After all, you can't hack a sextant."
Incidentally, the Merchant Marine Academy, Kings Point requires proficiency with sextant.
When I was on research ship in 70ies, ships' officers and captain used sextant.
We in the science lab used the TRANSIT satellite system. It was cumbersome. Had to listen to satellite receiver for whistle of stallite coming over the horizon, then manually tune the local oscillator to zero beat, then lock.
The processor for the data I built, before embarking on the ship, at Lamont Observatory Electronics lab, many many transistor flip flops etc. on about 25 8x8 inch plug in boards. Was the first civilian data capture system. The receiver and antenna was given to us by the Navy.
Then the data was passed to the Freiden machine to generate punched tape of usually 15 to 20 feet long.

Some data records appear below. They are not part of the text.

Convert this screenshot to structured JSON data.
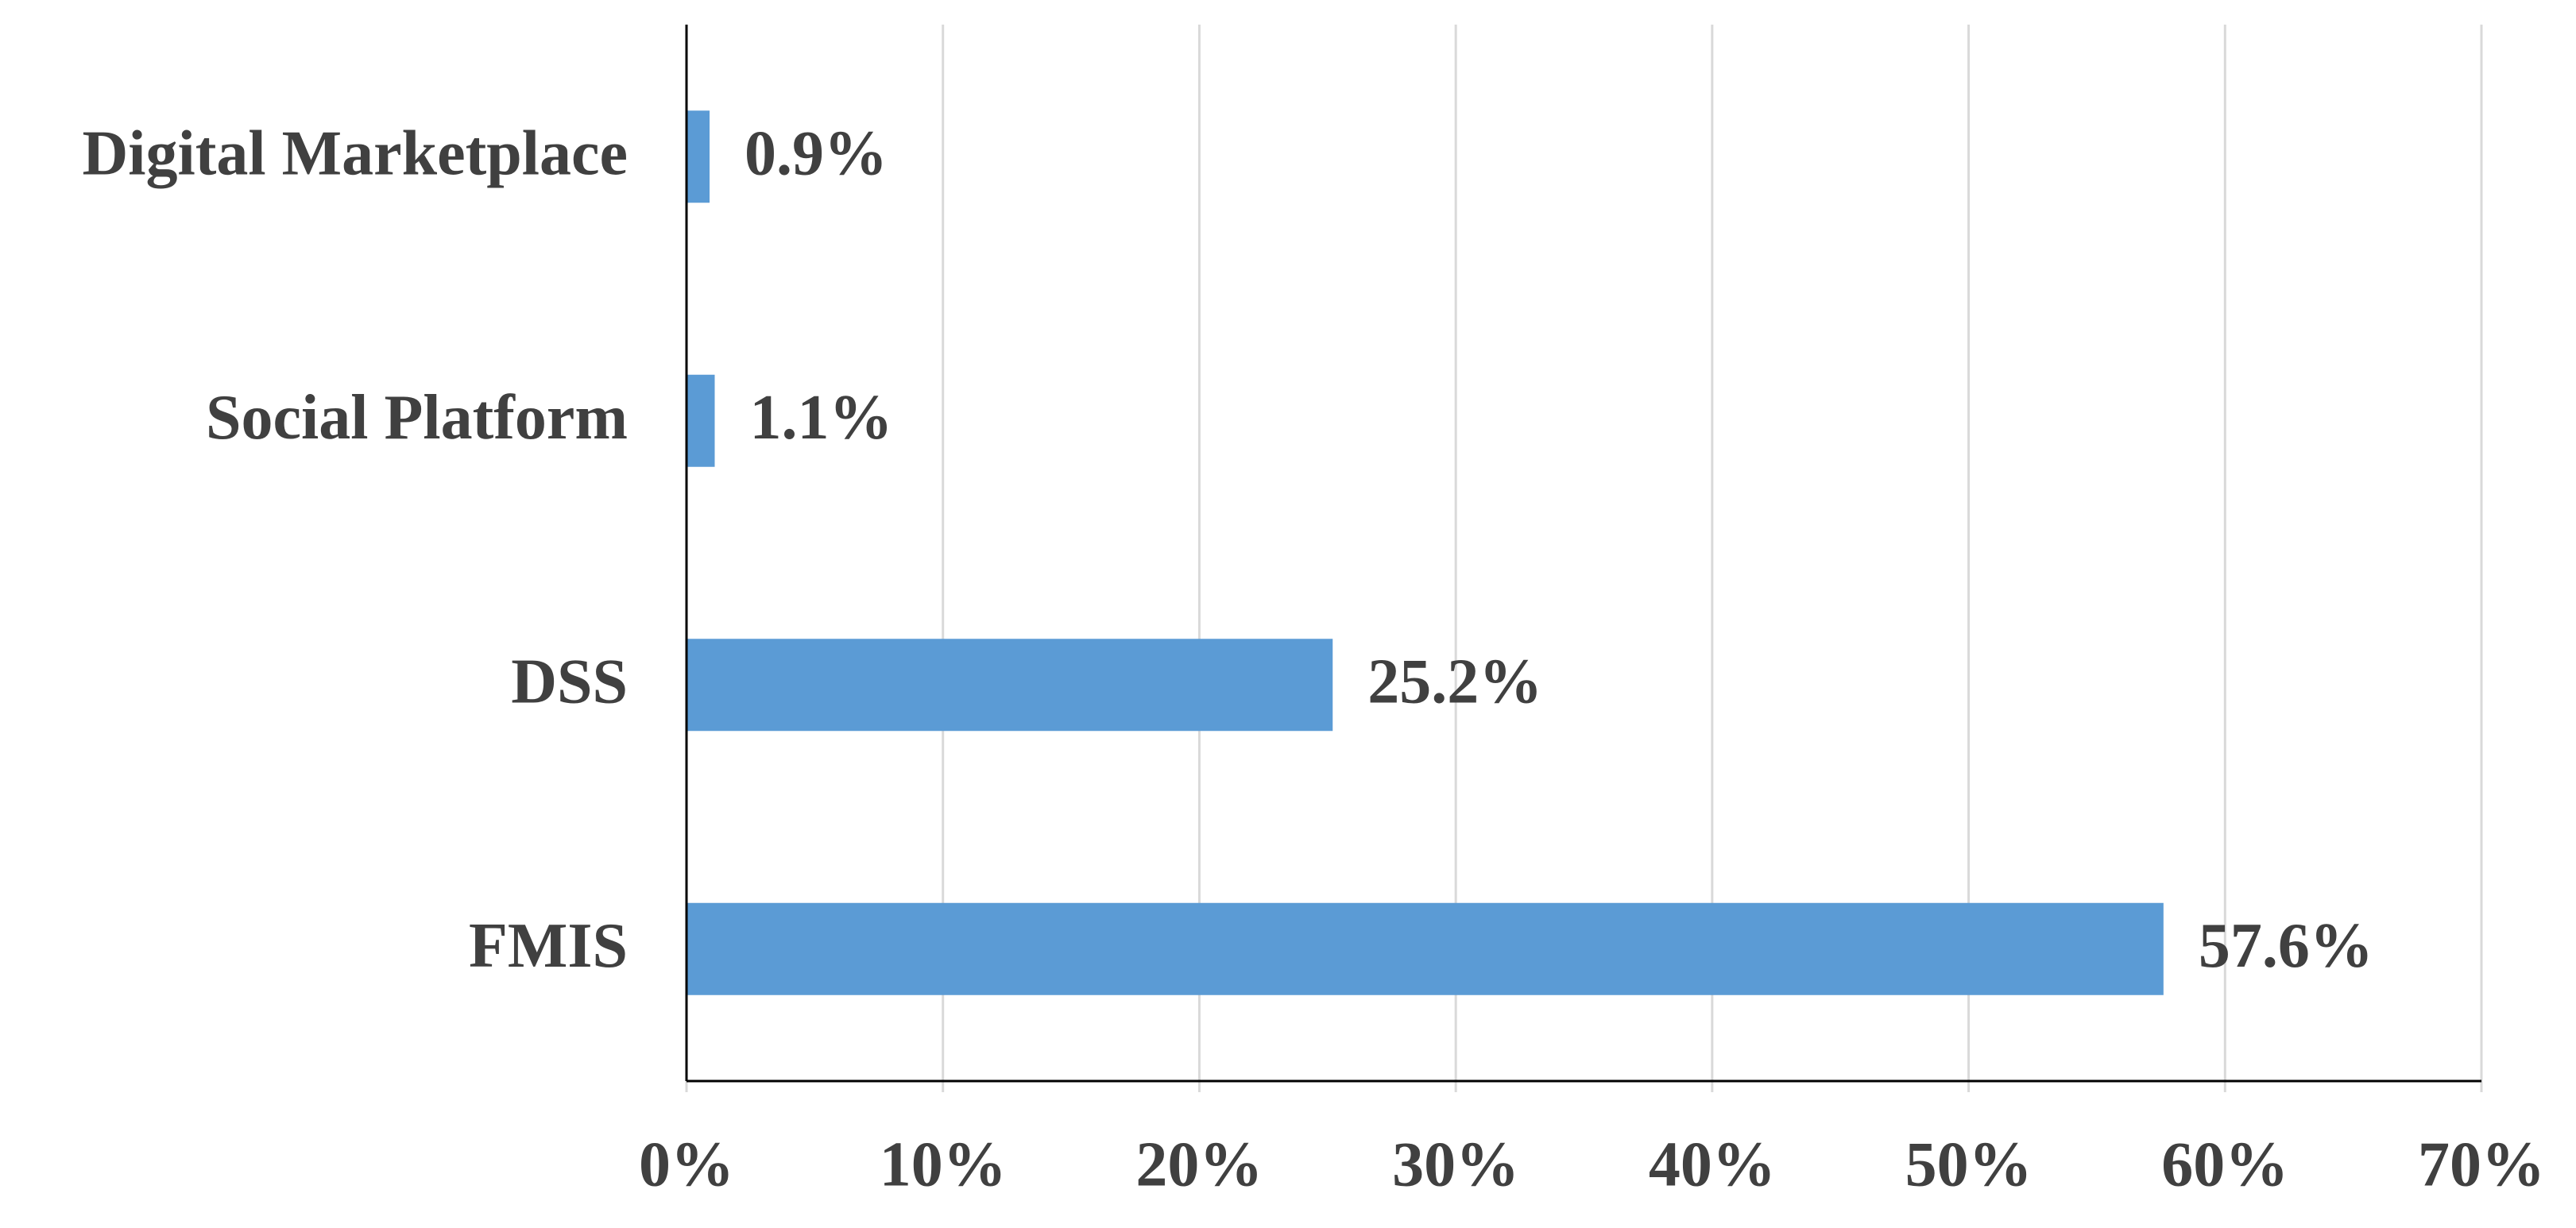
{
  "chart_data": {
    "type": "bar",
    "orientation": "horizontal",
    "categories": [
      "Digital Marketplace",
      "Social Platform",
      "DSS",
      "FMIS"
    ],
    "values": [
      0.9,
      1.1,
      25.2,
      57.6
    ],
    "value_labels": [
      "0.9%",
      "1.1%",
      "25.2%",
      "57.6%"
    ],
    "color": "#5b9bd5",
    "xlim": [
      0,
      70
    ],
    "xticks": [
      {
        "value": 0,
        "label": "0%"
      },
      {
        "value": 10,
        "label": "10%"
      },
      {
        "value": 20,
        "label": "20%"
      },
      {
        "value": 30,
        "label": "30%"
      },
      {
        "value": 40,
        "label": "40%"
      },
      {
        "value": 50,
        "label": "50%"
      },
      {
        "value": 60,
        "label": "60%"
      },
      {
        "value": 70,
        "label": "70%"
      }
    ],
    "grid": true
  }
}
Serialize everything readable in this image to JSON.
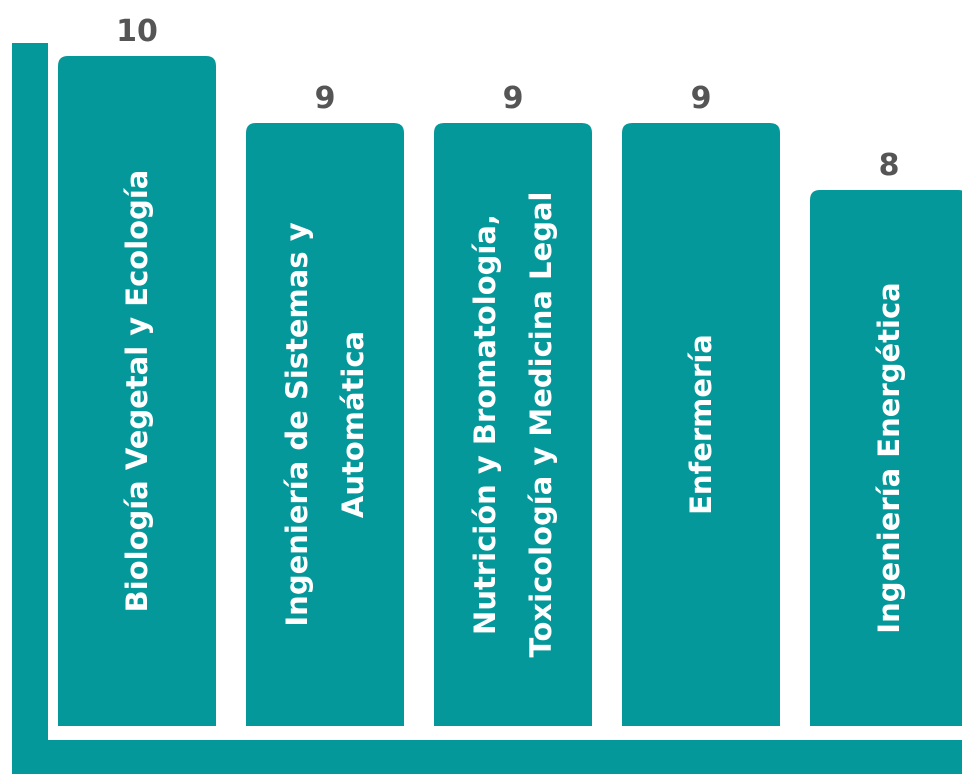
{
  "chart_data": {
    "type": "bar",
    "orientation": "vertical",
    "categories": [
      [
        "Biología Vegetal y Ecología"
      ],
      [
        "Ingeniería de Sistemas y",
        "Automática"
      ],
      [
        "Nutrición y Bromatología,",
        "Toxicología y Medicina Legal"
      ],
      [
        "Enfermería"
      ],
      [
        "Ingeniería Energética"
      ]
    ],
    "values": [
      10,
      9,
      9,
      9,
      8
    ],
    "ylim": [
      0,
      10
    ],
    "grid": false,
    "legend": "none",
    "category_label_placement": "inside-bar-rotated",
    "colors": {
      "bar": "#05989a",
      "axis": "#05989a",
      "value_label": "#555555",
      "category_label": "#ffffff"
    }
  }
}
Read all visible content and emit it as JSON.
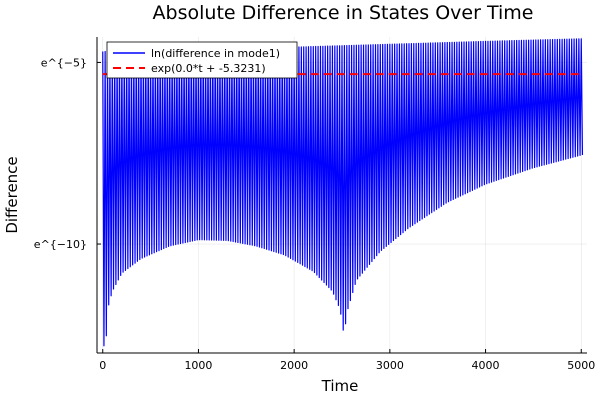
{
  "chart_data": {
    "type": "line",
    "title": "Absolute Difference in States Over Time",
    "xlabel": "Time",
    "ylabel": "Difference",
    "x_ticks": [
      {
        "value": 0,
        "label": "0"
      },
      {
        "value": 1000,
        "label": "1000"
      },
      {
        "value": 2000,
        "label": "2000"
      },
      {
        "value": 3000,
        "label": "3000"
      },
      {
        "value": 4000,
        "label": "4000"
      },
      {
        "value": 5000,
        "label": "5000"
      }
    ],
    "y_ticks": [
      {
        "value": -5,
        "label": "e^{−5}"
      },
      {
        "value": -10,
        "label": "e^{−10}"
      }
    ],
    "xlim": [
      -60,
      5060
    ],
    "ylim": [
      -13,
      -4.3
    ],
    "grid": true,
    "legend_position": "top-left",
    "series": [
      {
        "name": "ln(difference in mode1)",
        "style": "solid",
        "color": "#0000ff",
        "oscillation": {
          "period": 25,
          "t_start": 0,
          "t_end": 5000,
          "upper_envelope": [
            [
              0,
              -4.7
            ],
            [
              1000,
              -4.65
            ],
            [
              2000,
              -4.58
            ],
            [
              3000,
              -4.5
            ],
            [
              4000,
              -4.42
            ],
            [
              5000,
              -4.35
            ]
          ],
          "lower_envelope": [
            [
              0,
              -12.8
            ],
            [
              30,
              -12.8
            ],
            [
              60,
              -11.7
            ],
            [
              100,
              -11.3
            ],
            [
              200,
              -10.8
            ],
            [
              400,
              -10.4
            ],
            [
              700,
              -10.05
            ],
            [
              1000,
              -9.88
            ],
            [
              1300,
              -9.9
            ],
            [
              1600,
              -10.05
            ],
            [
              1900,
              -10.3
            ],
            [
              2200,
              -10.75
            ],
            [
              2400,
              -11.3
            ],
            [
              2480,
              -11.8
            ],
            [
              2520,
              -12.5
            ],
            [
              2560,
              -11.8
            ],
            [
              2650,
              -11.0
            ],
            [
              2900,
              -10.2
            ],
            [
              3200,
              -9.55
            ],
            [
              3600,
              -8.85
            ],
            [
              4000,
              -8.35
            ],
            [
              4500,
              -7.9
            ],
            [
              5000,
              -7.55
            ]
          ]
        }
      },
      {
        "name": "exp(0.0*t + -5.3231)",
        "style": "dashed",
        "color": "#ff0000",
        "x": [
          0,
          5000
        ],
        "y": [
          -5.3231,
          -5.3231
        ]
      }
    ]
  }
}
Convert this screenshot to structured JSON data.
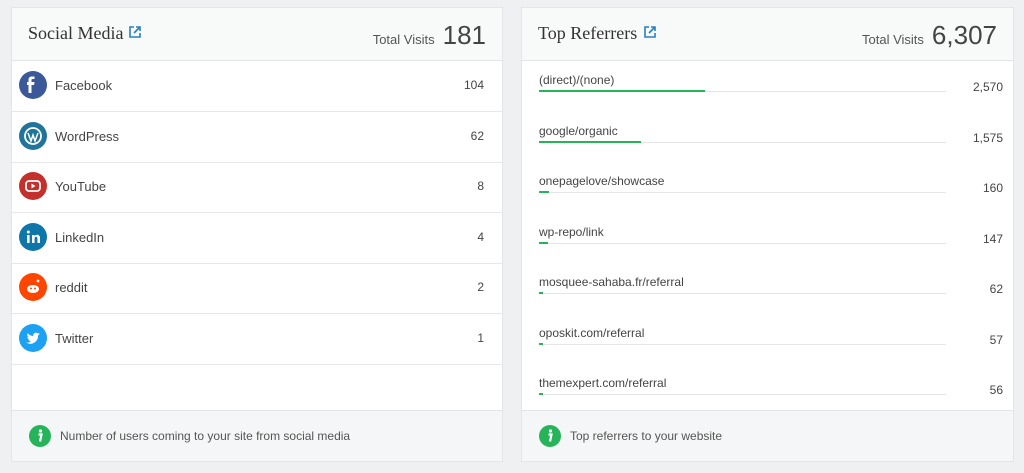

Then manually tell by toggling input switches of the PDP8 computer (a full 8 foot rack) with 2 kilobytes of memory, that a program tape was to load.
After the program was loaded, then another set of manual toggles telling PDP8 that data was coming via punch tape. After many minutes of blinking lights, PDP8 would print out on the Teletype machine the location of where we were when the data was receieved.
Given our max cruising speed of 6 knots, it was close enough, even for government work.
Then, over the intercom we would call the bridge with the location, for them to campare. And note on the charts.